Russia denies responding to U.S. proposal on Ukraine crisis

MOSCOW — A Russian diplomat on Tuesday denied reports that Moscow sent Washington a written response to a U.S. proposal aimed at deescalating the Ukraine crisis.

The Kremlin is seeking legally binding guarantees from the U.S. and NATO that Ukraine will never join the bloc, deployment of NATO weapons near Russian borders will be halted and the alliance’s forces will be rolled back from Eastern Europe.

The demands, rejected by NATO and the U.S. as nonstarters, come amid fears that Russia might invade Ukraine, stoked the buildup of an estimated 100,000 Russian troops near Ukraine’s borders. Talks between Russia and the West have so far failed to yield any progress.

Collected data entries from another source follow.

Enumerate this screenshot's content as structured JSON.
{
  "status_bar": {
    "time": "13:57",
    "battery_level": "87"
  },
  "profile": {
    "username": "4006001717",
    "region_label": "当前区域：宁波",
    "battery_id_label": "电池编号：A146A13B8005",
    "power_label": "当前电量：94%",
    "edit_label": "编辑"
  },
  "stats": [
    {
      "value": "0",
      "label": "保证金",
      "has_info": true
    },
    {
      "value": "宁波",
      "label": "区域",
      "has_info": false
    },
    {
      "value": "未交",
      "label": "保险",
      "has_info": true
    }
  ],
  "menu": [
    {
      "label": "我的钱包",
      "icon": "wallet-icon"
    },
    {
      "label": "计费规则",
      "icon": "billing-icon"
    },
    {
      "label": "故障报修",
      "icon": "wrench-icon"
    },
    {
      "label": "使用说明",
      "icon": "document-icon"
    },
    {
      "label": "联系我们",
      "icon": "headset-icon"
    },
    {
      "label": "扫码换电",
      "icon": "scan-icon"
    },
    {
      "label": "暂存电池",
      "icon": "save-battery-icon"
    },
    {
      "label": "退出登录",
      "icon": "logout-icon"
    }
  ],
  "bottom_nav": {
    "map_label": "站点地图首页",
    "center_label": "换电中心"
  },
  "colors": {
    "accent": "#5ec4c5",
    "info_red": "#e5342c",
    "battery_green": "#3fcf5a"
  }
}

Washington has provided Moscow with a written response to the demands, and on Monday three Biden administration officials said that the Russian government sent a written response to the U.S. proposals.

But Deputy Foreign Minister Alexander Grushko on Tuesday told Russia’s state RIA Novosti news agency that this was "not true."

The agency also cited an unnamed senior diplomat in the Russian Foreign Ministry as saying that Foreign Minister Sergey Lavrov sent a message to his Western colleagues, including U.S. State Secretary Antony Blinken about "the principle of indivisibility of security," but it wasn’t a response to Washington’s proposals.